The core idea is to use a divide-and-conquer approach. We repeatedly cut the search space in half by strategically examining elements to guide our search towards the minimum, even when the numbers are potentially duplicated.

Here's how the algorithm would work step-by-step:

  1. Start by looking at the first and last number in the given set of numbers.
  2. If the last number is bigger than the first number, then the numbers are already sorted, and the first number is the smallest.
  3. If the last number is the same as the first number, remove one of the duplicate numbers from consideration and start again.
  4. Otherwise, look at the number in the middle.
  5. If the middle number is bigger than the last number, the smallest number must be somewhere after the middle, so focus only on that part of the set.
  6. If the middle number is smaller than the last number, the smallest number must be the middle or somewhere before it, so focus only on that part of the set.
  7. Keep repeating this process of elimination until only one number is left. That number will be the smallest.

Code Implementation

def find_minimum_in_rotated_sorted_array_ii(numbers):
    start_index = 0
    end_index = len(numbers) - 1

    while start_index < end_index:
        # If already sorted, the first element is the minimum.
        if numbers[end_index] > numbers[start_index]:
            return numbers[start_index]

        # Remove duplicate elements to shrink the search space.
        if numbers[start_index] == numbers[end_index]:
            end_index -= 1

            continue

        middle_index = (start_index + end_index) // 2

        # The minimum must be in the right half.
        if numbers[middle_index] > numbers[end_index]:
            start_index = middle_index + 1

        # The minimum must be in the left half or is the middle.
        else:
            end_index = middle_index

    return numbers[start_index]

Big(O) Analysis

Time Complexity
O(n)In the best case, where the array is already sorted (nums[left] < nums[right]), we return the first element, resulting in O(1) complexity. However, in the worst-case scenario with many duplicate elements (nums[left] == nums[right]), we might repeatedly reduce the search space by only one element in each step (left++ or right--). This could degenerate into a linear search where we examine each of the 'n' elements in the array at least once, especially when the duplicates are clustered. Therefore, the worst-case time complexity is O(n).
Space Complexity
O(1)The algorithm operates in place by comparing and adjusting the start and end pointers of the input array. No auxiliary data structures like temporary arrays or hash maps are used.
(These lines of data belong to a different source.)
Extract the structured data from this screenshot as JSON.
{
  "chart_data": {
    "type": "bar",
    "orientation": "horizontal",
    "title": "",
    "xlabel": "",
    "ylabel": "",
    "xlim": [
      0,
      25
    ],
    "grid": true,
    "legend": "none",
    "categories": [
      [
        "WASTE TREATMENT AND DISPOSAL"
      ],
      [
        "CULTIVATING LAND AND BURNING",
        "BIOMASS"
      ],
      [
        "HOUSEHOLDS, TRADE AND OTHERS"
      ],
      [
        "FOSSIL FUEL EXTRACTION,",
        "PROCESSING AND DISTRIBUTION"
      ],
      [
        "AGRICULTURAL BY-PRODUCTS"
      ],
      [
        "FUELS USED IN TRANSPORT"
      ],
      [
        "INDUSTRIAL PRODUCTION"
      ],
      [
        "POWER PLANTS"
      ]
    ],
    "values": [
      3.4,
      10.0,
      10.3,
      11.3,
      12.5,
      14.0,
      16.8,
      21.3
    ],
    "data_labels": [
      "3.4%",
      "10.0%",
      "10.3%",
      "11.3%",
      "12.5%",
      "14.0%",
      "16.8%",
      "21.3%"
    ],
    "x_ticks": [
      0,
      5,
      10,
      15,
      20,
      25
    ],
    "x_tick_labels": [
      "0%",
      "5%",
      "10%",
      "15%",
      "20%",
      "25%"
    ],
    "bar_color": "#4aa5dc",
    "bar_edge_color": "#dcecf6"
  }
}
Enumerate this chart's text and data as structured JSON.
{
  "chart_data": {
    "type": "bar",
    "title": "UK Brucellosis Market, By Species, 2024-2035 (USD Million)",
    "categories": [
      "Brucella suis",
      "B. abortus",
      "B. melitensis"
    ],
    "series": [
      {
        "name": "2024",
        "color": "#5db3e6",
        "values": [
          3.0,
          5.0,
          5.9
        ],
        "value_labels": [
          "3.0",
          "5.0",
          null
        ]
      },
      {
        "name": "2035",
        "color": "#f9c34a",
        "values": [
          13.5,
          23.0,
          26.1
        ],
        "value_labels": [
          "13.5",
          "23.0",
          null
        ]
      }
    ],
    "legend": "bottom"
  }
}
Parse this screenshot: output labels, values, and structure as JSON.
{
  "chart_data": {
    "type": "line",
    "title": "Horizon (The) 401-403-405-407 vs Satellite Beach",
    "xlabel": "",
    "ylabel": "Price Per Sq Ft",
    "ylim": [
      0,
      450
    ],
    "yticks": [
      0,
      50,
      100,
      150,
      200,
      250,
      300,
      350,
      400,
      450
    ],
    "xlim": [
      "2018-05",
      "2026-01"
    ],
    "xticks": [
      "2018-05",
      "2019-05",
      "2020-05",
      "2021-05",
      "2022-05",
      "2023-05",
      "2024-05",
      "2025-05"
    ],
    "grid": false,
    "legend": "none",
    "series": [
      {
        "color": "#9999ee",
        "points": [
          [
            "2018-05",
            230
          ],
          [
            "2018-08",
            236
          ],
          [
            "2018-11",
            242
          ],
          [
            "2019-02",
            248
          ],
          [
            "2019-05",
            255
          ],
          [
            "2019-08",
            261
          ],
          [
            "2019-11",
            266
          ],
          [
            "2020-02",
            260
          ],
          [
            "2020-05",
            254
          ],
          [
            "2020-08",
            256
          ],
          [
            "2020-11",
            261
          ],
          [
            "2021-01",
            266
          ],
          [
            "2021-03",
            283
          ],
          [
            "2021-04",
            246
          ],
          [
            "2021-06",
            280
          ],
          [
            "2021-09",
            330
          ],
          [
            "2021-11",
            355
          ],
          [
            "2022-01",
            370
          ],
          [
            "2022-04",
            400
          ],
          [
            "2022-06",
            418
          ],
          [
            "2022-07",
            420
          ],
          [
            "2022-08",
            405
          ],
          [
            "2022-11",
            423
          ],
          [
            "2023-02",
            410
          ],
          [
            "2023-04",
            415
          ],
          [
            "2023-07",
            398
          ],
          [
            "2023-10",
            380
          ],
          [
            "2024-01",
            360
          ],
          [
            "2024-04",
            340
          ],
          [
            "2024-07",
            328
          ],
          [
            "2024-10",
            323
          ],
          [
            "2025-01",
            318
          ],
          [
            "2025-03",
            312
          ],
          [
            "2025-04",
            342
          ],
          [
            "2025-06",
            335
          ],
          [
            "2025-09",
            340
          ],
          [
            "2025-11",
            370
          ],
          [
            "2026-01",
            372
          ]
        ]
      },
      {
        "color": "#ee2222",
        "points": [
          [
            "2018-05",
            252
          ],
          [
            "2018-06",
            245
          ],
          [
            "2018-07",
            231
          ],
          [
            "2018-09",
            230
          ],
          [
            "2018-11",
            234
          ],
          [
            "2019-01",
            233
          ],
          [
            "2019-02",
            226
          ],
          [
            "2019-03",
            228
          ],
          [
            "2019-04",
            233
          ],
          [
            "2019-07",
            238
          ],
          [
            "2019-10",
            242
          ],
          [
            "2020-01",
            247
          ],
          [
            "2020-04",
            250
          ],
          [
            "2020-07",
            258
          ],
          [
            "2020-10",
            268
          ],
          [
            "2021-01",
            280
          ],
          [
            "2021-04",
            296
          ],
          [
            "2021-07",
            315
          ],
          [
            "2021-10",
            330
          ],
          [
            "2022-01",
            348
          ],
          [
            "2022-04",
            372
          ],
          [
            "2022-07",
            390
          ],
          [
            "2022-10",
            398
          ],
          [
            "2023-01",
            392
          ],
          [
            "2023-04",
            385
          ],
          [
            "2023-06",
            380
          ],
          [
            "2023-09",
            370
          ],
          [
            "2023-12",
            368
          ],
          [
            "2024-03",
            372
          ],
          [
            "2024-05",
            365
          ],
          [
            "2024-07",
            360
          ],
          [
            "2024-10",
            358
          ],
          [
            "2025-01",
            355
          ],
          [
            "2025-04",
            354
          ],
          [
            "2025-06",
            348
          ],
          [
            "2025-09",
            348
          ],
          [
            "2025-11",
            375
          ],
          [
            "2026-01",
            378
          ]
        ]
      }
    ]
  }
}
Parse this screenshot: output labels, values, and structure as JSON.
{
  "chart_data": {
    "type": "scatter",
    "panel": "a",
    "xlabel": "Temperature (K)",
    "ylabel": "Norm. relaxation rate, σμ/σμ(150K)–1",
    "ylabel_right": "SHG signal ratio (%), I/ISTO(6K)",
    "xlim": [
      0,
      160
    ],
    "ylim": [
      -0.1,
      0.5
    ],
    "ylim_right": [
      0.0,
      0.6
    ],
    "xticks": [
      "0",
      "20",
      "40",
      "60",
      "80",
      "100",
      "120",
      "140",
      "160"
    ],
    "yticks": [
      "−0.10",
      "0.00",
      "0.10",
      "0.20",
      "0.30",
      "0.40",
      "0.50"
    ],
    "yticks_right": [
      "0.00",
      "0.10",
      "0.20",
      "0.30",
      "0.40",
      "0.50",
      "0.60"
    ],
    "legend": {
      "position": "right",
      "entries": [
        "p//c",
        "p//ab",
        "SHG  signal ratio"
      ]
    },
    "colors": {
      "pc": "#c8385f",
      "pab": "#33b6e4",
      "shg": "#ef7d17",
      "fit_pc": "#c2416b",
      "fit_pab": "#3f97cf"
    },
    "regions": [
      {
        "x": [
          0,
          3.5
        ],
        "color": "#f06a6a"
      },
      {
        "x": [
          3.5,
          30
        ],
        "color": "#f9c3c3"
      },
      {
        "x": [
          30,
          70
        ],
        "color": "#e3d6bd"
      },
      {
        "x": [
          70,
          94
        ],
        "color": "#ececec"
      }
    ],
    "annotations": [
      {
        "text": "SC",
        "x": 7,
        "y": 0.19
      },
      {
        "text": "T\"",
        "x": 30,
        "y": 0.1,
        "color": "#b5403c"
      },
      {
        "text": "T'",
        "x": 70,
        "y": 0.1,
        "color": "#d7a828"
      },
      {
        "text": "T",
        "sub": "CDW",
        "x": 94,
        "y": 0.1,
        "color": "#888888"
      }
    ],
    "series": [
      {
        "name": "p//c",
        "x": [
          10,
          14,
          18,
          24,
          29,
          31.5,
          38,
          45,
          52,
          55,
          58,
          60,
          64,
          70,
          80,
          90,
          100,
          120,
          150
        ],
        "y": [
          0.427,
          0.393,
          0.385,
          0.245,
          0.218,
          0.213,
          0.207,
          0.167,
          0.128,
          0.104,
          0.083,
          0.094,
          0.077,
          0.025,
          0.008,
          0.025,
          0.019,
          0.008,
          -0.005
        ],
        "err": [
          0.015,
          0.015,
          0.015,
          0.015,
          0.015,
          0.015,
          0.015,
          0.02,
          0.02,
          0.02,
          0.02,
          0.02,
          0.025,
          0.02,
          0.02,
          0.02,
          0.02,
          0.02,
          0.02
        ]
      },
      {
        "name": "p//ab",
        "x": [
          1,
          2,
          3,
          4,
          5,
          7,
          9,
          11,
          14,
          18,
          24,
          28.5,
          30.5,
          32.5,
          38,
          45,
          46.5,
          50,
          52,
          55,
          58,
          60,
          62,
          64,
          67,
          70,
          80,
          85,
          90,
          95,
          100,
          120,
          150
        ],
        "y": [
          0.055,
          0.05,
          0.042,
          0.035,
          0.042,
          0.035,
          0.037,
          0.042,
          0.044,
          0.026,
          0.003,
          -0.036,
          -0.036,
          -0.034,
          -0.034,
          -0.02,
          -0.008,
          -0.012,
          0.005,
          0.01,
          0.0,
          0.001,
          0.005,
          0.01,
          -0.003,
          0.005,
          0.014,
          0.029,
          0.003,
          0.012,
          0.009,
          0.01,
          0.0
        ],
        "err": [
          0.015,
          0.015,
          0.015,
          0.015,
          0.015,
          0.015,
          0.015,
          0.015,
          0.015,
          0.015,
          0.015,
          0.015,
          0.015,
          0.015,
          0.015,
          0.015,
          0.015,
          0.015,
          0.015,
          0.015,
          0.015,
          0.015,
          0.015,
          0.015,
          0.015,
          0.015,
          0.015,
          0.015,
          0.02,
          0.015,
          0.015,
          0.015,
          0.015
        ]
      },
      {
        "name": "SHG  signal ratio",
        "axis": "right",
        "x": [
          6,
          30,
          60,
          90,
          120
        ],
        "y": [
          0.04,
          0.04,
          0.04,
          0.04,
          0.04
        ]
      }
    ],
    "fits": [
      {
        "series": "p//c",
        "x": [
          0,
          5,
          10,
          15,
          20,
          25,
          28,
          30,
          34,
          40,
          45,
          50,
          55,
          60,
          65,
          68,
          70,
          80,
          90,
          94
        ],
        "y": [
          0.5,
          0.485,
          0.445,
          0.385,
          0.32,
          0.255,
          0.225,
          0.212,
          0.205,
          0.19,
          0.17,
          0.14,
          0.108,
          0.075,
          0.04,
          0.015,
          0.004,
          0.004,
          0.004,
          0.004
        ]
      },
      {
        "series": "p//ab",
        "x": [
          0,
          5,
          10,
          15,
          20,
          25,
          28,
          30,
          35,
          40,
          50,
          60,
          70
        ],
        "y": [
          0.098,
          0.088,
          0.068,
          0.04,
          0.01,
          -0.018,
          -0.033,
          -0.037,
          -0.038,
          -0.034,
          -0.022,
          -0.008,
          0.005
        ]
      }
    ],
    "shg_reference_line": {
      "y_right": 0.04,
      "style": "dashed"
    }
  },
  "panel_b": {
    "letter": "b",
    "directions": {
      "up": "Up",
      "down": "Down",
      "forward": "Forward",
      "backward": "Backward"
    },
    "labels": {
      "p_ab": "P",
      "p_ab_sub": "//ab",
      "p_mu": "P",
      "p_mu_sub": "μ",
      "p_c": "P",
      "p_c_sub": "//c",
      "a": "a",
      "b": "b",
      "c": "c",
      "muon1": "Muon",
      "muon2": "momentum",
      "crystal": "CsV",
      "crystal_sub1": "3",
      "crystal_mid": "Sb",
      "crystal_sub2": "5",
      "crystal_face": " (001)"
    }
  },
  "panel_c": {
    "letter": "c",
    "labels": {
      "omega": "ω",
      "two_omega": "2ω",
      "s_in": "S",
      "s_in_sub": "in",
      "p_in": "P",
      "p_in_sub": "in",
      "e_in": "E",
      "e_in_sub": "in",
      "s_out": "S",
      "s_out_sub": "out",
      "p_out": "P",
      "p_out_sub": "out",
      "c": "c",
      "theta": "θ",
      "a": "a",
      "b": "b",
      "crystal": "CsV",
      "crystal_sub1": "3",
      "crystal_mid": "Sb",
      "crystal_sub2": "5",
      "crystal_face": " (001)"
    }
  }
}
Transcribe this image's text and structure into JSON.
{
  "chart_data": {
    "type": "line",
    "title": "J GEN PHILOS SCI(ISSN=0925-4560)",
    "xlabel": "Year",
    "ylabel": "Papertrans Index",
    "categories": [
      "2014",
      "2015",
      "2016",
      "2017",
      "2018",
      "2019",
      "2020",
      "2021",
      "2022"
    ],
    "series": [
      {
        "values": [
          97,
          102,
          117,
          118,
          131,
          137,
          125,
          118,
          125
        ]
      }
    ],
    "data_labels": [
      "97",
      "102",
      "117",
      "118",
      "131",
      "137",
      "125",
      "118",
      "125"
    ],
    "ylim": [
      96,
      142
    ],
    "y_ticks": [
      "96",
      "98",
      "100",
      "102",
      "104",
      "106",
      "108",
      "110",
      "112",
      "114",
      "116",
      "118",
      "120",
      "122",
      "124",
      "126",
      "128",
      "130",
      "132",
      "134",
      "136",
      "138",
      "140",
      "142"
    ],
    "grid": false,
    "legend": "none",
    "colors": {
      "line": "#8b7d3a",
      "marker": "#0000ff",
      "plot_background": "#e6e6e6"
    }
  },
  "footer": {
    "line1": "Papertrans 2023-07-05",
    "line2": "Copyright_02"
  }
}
The only extra space required is for a few variables to store indices and perform comparisons, and the space used remains constant irrespective of the input size N.

Edge Cases

Empty array
How to Handle:
Return a default value such as positive infinity or throw an exception as there is no minimum.
Array with one element
How to Handle:
Return the single element directly as it's trivially the minimum.
Array is not rotated (already sorted in ascending order)
How to Handle:
The binary search should still converge to the first element as the minimum.
Array with all identical elements
How to Handle:
The algorithm should correctly handle the case where the left and right values are equal, potentially requiring linear search within that range.
Array with many duplicate elements concentrated in a small section
How to Handle:
The algorithm's efficiency might degrade to O(n) in the worst-case scenario where many elements are the same, and a linear search is needed.
Integer overflow during midpoint calculation
How to Handle:
Use `mid = left + (right - left) / 2` to avoid potential integer overflow.
Very large array (memory constraints)
How to Handle:
The binary search algorithm already has logarithmic space complexity, making it suitable for large arrays, but external memory solutions could be considered if the array exceeds available memory.
Array rotated such that the minimum element is at the very beginning or very end
How to Handle:
The binary search logic must correctly handle these rotation extremes to find the true minimum.